Carrington’s painting, Cabbage, is a personal favourite. Relative to the rest of her oeuvre, this painting is straightforward. It does not emerge from any bizarre context, nor does it rest in a richly detailed background. It is stark and spare, growing from a dark background and rendered in vivid shades of red and purple that echo a blooming rose. In her short story, Uncle Sam Carrington, the narrator stumbles upon two cabbages in a terrible fight, tearing leaves from each other one by one until nothing remains. It is almost as if there is no limit to the introversion of the cabbage – by peeling a leaf away one simply reveals a smaller cabbage. It appears to lose none of its essence by this extraction. The anthropomorphising of a non-human object is a tempting analogy. Carrington asks us to resist this temptation. Metaphor itself is a metaphor for the inadequacy of language to capture essence. There is something unknowable of a cabbage and yet upon seeing her painting we attempt to know it. We may see a gloomy, rose-like, cabbage and project an emotional state onto it, we may cover it with lashings of butter and pepper and eat it for dinner, but we know nothing of being a cabbage. Likewise, as tempting as a reliance on predictability may feel, we cannot demand conformity and essence from human’s and non-human creatures. It is impossible to reconcile a reality experienced within power structures as a vindication of projections; it results in an unavoidable feeling of dissonance or misplacement, almost as if everybody in the world is saying quietly to themselves ‘nobody understands me, nobody ever will.’ One cannot truly conform to hegemonic norms; one can only appear to conform.

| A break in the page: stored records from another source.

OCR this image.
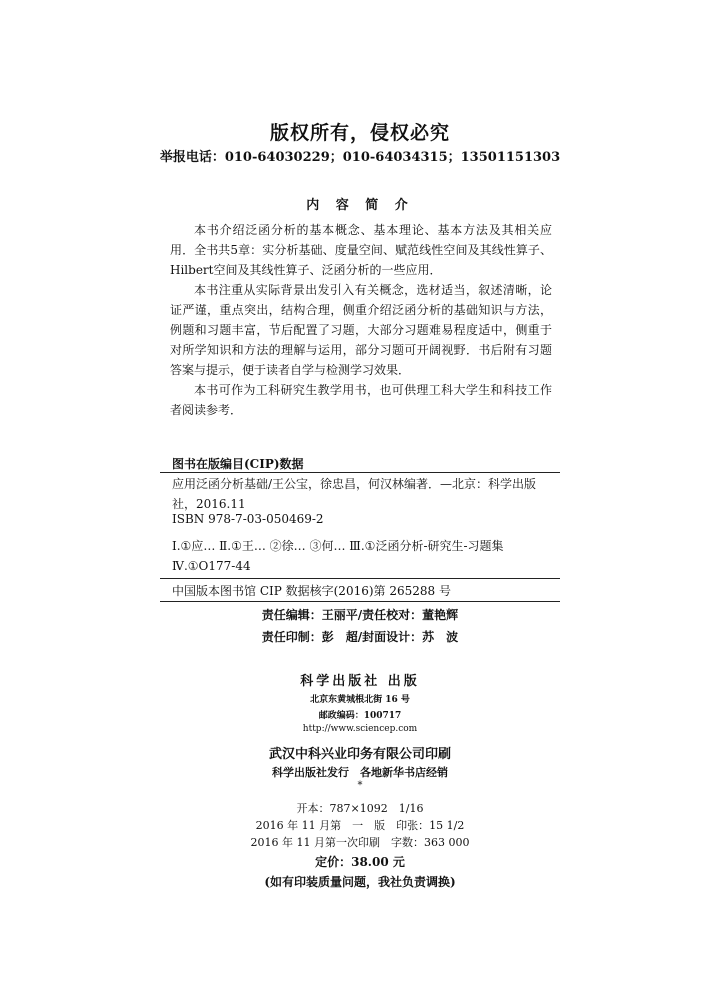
版权所有，侵权必究
举报电话：010-64030229；010-64034315；13501151303
内 容 简 介

本书介绍泛函分析的基本概念、基本理论、基本方法及其相关应用．全书共5章：实分析基础、度量空间、赋范线性空间及其线性算子、Hilbert空间及其线性算子、泛函分析的一些应用．

本书注重从实际背景出发引入有关概念，选材适当，叙述清晰，论证严谨，重点突出，结构合理，侧重介绍泛函分析的基础知识与方法，例题和习题丰富，节后配置了习题，大部分习题难易程度适中，侧重于对所学知识和方法的理解与运用，部分习题可开阔视野．书后附有习题答案与提示，便于读者自学与检测学习效果．

本书可作为工科研究生教学用书，也可供理工科大学生和科技工作者阅读参考．

图书在版编目(CIP)数据
应用泛函分析基础/王公宝，徐忠昌，何汉林编著．—北京：科学出版社，2016.11
ISBN 978-7-03-050469-2
Ⅰ.①应… Ⅱ.①王… ②徐… ③何… Ⅲ.①泛函分析-研究生-习题集 Ⅳ.①O177-44
中国版本图书馆 CIP 数据核字(2016)第 265288 号
责任编辑：王丽平/责任校对：董艳辉
责任印制：彭　超/封面设计：苏　波
科学出版社 出版
北京东黄城根北街 16 号
邮政编码：100717
http://www.sciencep.com
武汉中科兴业印务有限公司印刷
科学出版社发行　各地新华书店经销
*
开本：787×1092　1/16
2016 年 11 月第　一　版　印张：15 1/2
2016 年 11 月第一次印刷　字数：363 000
定价：38.00 元
(如有印装质量问题，我社负责调换)
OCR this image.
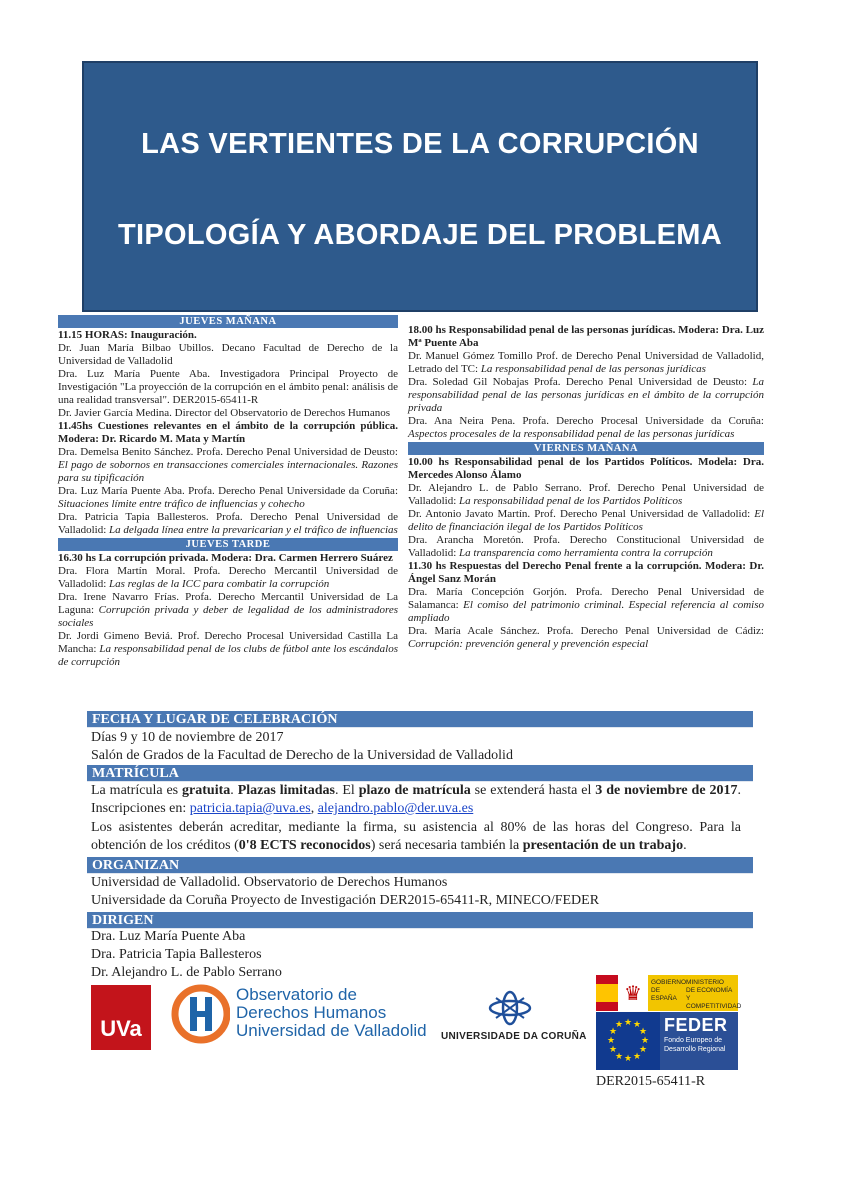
LAS VERTIENTES DE LA CORRUPCIÓN
TIPOLOGÍA Y ABORDAJE DEL PROBLEMA
JUEVES MAÑANA

11.15 HORAS: Inauguración.

Dr. Juan María Bilbao Ubillos. Decano Facultad de Derecho de la Universidad de Valladolid

Dra. Luz María Puente Aba. Investigadora Principal Proyecto de Investigación "La proyección de la corrupción en el ámbito penal: análisis de una realidad transversal". DER2015-65411-R

Dr. Javier García Medina. Director del Observatorio de Derechos Humanos

11.45hs Cuestiones relevantes en el ámbito de la corrupción pública. Modera: Dr. Ricardo M. Mata y Martín

Dra. Demelsa Benito Sánchez. Profa. Derecho Penal Universidad de Deusto: El pago de sobornos en transacciones comerciales internacionales. Razones para su tipificación

Dra. Luz María Puente Aba. Profa. Derecho Penal Universidade da Coruña: Situaciones límite entre tráfico de influencias y cohecho

Dra. Patricia Tapia Ballesteros. Profa. Derecho Penal Universidad de Valladolid: La delgada línea entre la prevaricarian y el tráfico de influencias

JUEVES TARDE

16.30 hs La corrupción privada. Modera: Dra. Carmen Herrero Suárez

Dra. Flora Martín Moral. Profa. Derecho Mercantil Universidad de Valladolid: Las reglas de la ICC para combatir la corrupción

Dra. Irene Navarro Frías. Profa. Derecho Mercantil Universidad de La Laguna: Corrupción privada y deber de legalidad de los administradores sociales

Dr. Jordi Gimeno Beviá. Prof. Derecho Procesal Universidad Castilla La Mancha: La responsabilidad penal de los clubs de fútbol ante los escándalos de corrupción

18.00 hs Responsabilidad penal de las personas jurídicas. Modera: Dra. Luz Mª Puente Aba

Dr. Manuel Gómez Tomillo Prof. de Derecho Penal Universidad de Valladolid, Letrado del TC: La responsabilidad penal de las personas jurídicas

Dra. Soledad Gil Nobajas Profa. Derecho Penal Universidad de Deusto: La responsabilidad penal de las personas jurídicas en el ámbito de la corrupción privada

Dra. Ana Neira Pena. Profa. Derecho Procesal Universidade da Coruña: Aspectos procesales de la responsabilidad penal de las personas jurídicas

VIERNES MAÑANA

10.00 hs Responsabilidad penal de los Partidos Políticos. Modela: Dra. Mercedes Alonso Álamo

Dr. Alejandro L. de Pablo Serrano. Prof. Derecho Penal Universidad de Valladolid: La responsabilidad penal de los Partidos Políticos

Dr. Antonio Javato Martín. Prof. Derecho Penal Universidad de Valladolid: El delito de financiación ilegal de los Partidos Políticos

Dra. Arancha Moretón. Profa. Derecho Constitucional Universidad de Valladolid: La transparencia como herramienta contra la corrupción

11.30 hs Respuestas del Derecho Penal frente a la corrupción. Modera: Dr. Ángel Sanz Morán

Dra. María Concepción Gorjón. Profa. Derecho Penal Universidad de Salamanca: El comiso del patrimonio criminal. Especial referencia al comiso ampliado

Dra. María Acale Sánchez. Profa. Derecho Penal Universidad de Cádiz: Corrupción: prevención general y prevención especial

FECHA Y LUGAR DE CELEBRACIÓN
Días 9 y 10 de noviembre de 2017
Salón de Grados de la Facultad de Derecho de la Universidad de Valladolid
MATRÍCULA

La matrícula es gratuita. Plazas limitadas. El plazo de matrícula se extenderá hasta el 3 de noviembre de 2017. Inscripciones en: patricia.tapia@uva.es, alejandro.pablo@der.uva.es

Los asistentes deberán acreditar, mediante la firma, su asistencia al 80% de las horas del Congreso. Para la obtención de los créditos (0'8 ECTS reconocidos) será necesaria también la presentación de un trabajo.

ORGANIZAN
Universidad de Valladolid. Observatorio de Derechos Humanos
Universidade da Coruña Proyecto de Investigación DER2015-65411-R, MINECO/FEDER
DIRIGEN
Dra. Luz María Puente Aba
Dra. Patricia Tapia Ballesteros
Dr. Alejandro L. de Pablo Serrano
UVa
Observatorio de
Derechos Humanos
Universidad de Valladolid UNIVERSIDADE DA CORUÑA
♛	GOBIERNO
DE ESPAÑA
MINISTERIO
DE ECONOMÍA
Y COMPETITIVIDAD
★ ★
★
★
★
★
★
★
★
★
★
★ FEDER
Fondo Europeo de
Desarrollo Regional
DER2015-65411-R
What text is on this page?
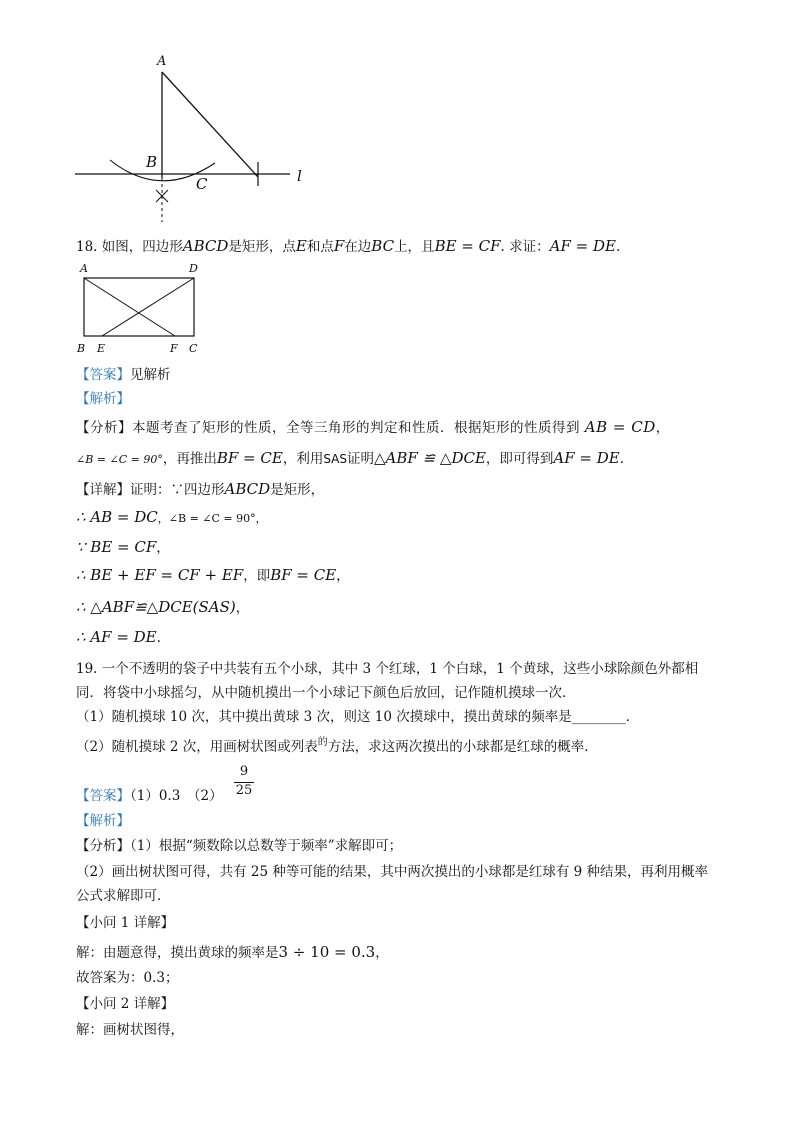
A
B
C	l
18. 如图，四边形ABCD是矩形，点E和点F在边BC上，且BE = CF. 求证：AF = DE.
A	D
B E	F C
【答案】见解析
【解析】
【分析】本题考查了矩形的性质，全等三角形的判定和性质．根据矩形的性质得到 AB = CD，
∠B = ∠C = 90°，再推出BF = CE，利用SAS证明△ABF ≌ △DCE，即可得到AF = DE.
【详解】证明：∵四边形ABCD是矩形，
∴ AB = DC，∠B = ∠C = 90°，
∵ BE = CF，
∴ BE + EF = CF + EF，即BF = CE，
∴ △ABF≌△DCE(SAS)，
∴ AF = DE.
19. 一个不透明的袋子中共装有五个小球，其中 3 个红球，1 个白球，1 个黄球，这些小球除颜色外都相
同．将袋中小球摇匀，从中随机摸出一个小球记下颜色后放回，记作随机摸球一次．
（1）随机摸球 10 次，其中摸出黄球 3 次，则这 10 次摸球中，摸出黄球的频率是________．
（2）随机摸球 2 次，用画树状图或列表$^的$方法，求这两次摸出的小球都是红球的概率．
【答案】（1）0.3　（2）
9
25
【解析】
【分析】（1）根据“频数除以总数等于频率”求解即可；
（2）画出树状图可得，共有 25 种等可能的结果，其中两次摸出的小球都是红球有 9 种结果，再利用概率
公式求解即可．
【小问 1 详解】
解：由题意得，摸出黄球的频率是3 ÷ 10 = 0.3，
故答案为：0.3；
【小问 2 详解】
解：画树状图得，
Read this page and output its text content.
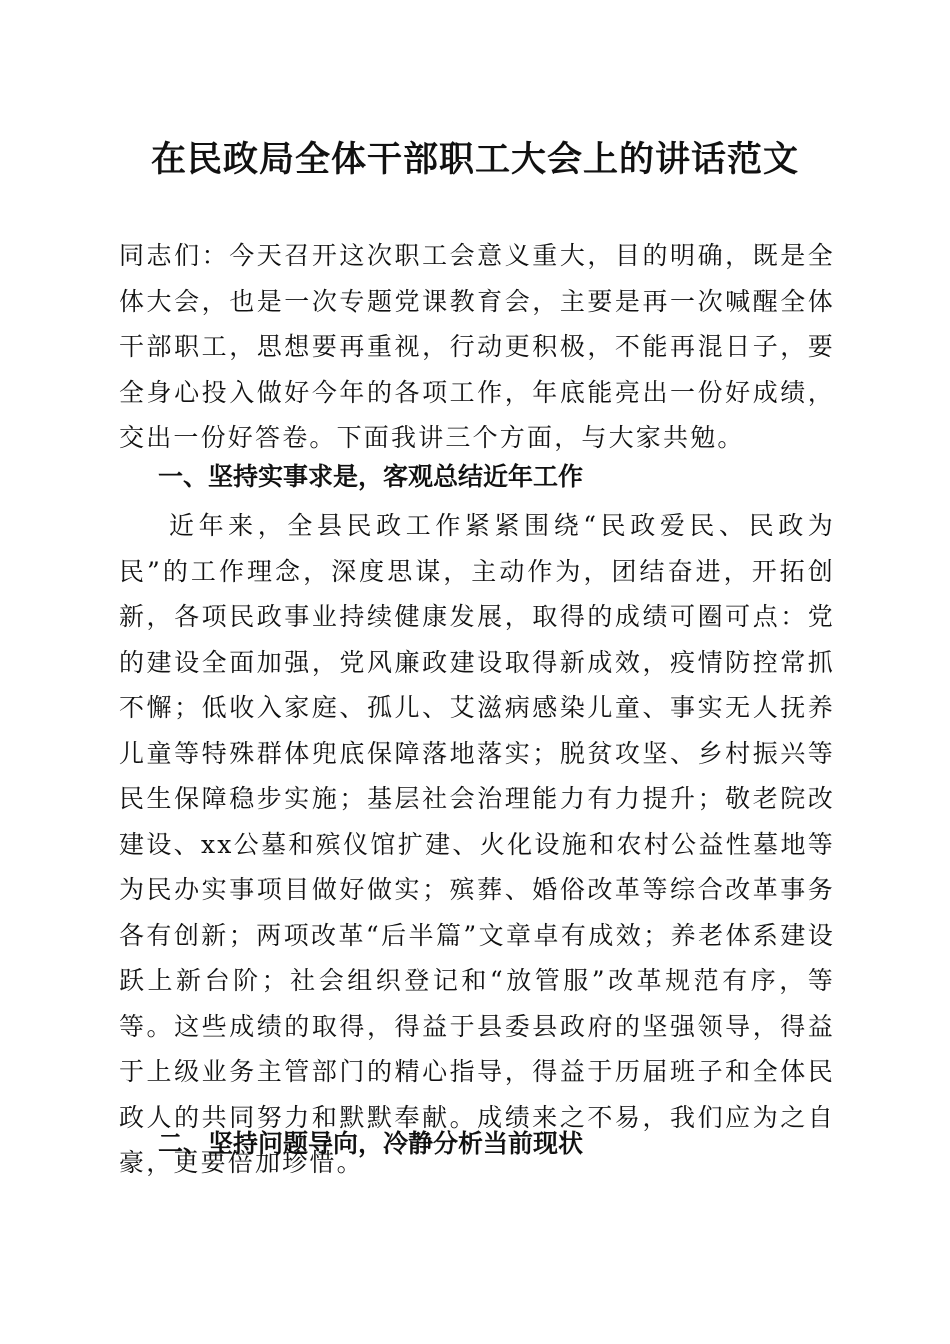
在民政局全体干部职工大会上的讲话范文

同志们：今天召开这次职工会意义重大，目的明确，既是全体大会，也是一次专题党课教育会，主要是再一次喊醒全体干部职工，思想要再重视，行动更积极，不能再混日子，要全身心投入做好今年的各项工作，年底能亮出一份好成绩，交出一份好答卷。下面我讲三个方面，与大家共勉。

一、坚持实事求是，客观总结近年工作

近年来，全县民政工作紧紧围绕“民政爱民、民政为民”的工作理念，深度思谋，主动作为，团结奋进，开拓创新，各项民政事业持续健康发展，取得的成绩可圈可点：党的建设全面加强，党风廉政建设取得新成效，疫情防控常抓不懈；低收入家庭、孤儿、艾滋病感染儿童、事实无人抚养儿童等特殊群体兜底保障落地落实；脱贫攻坚、乡村振兴等民生保障稳步实施；基层社会治理能力有力提升；敬老院改建设、xx公墓和殡仪馆扩建、火化设施和农村公益性墓地等为民办实事项目做好做实；殡葬、婚俗改革等综合改革事务各有创新；两项改革“后半篇”文章卓有成效；养老体系建设跃上新台阶；社会组织登记和“放管服”改革规范有序，等等。这些成绩的取得，得益于县委县政府的坚强领导，得益于上级业务主管部门的精心指导，得益于历届班子和全体民政人的共同努力和默默奉献。成绩来之不易，我们应为之自豪，更要倍加珍惜。

二、坚持问题导向，冷静分析当前现状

Part of the allure of Carrington’s work is that it does not demand to be understood. These creations are at their core playful, dreamlike, representations of life. Carrington loathed the notion of absolute truth. There is a spiritual element in the works, a darkness matched with hope, a recognisability that leans more on feeling than it does on logic. Whilst we may never understand Carrington, nor should we attempt to, she provides us with a springboard for introspection, playfulness, and an alternative understanding of the world around us. She embodies surrealism at its core.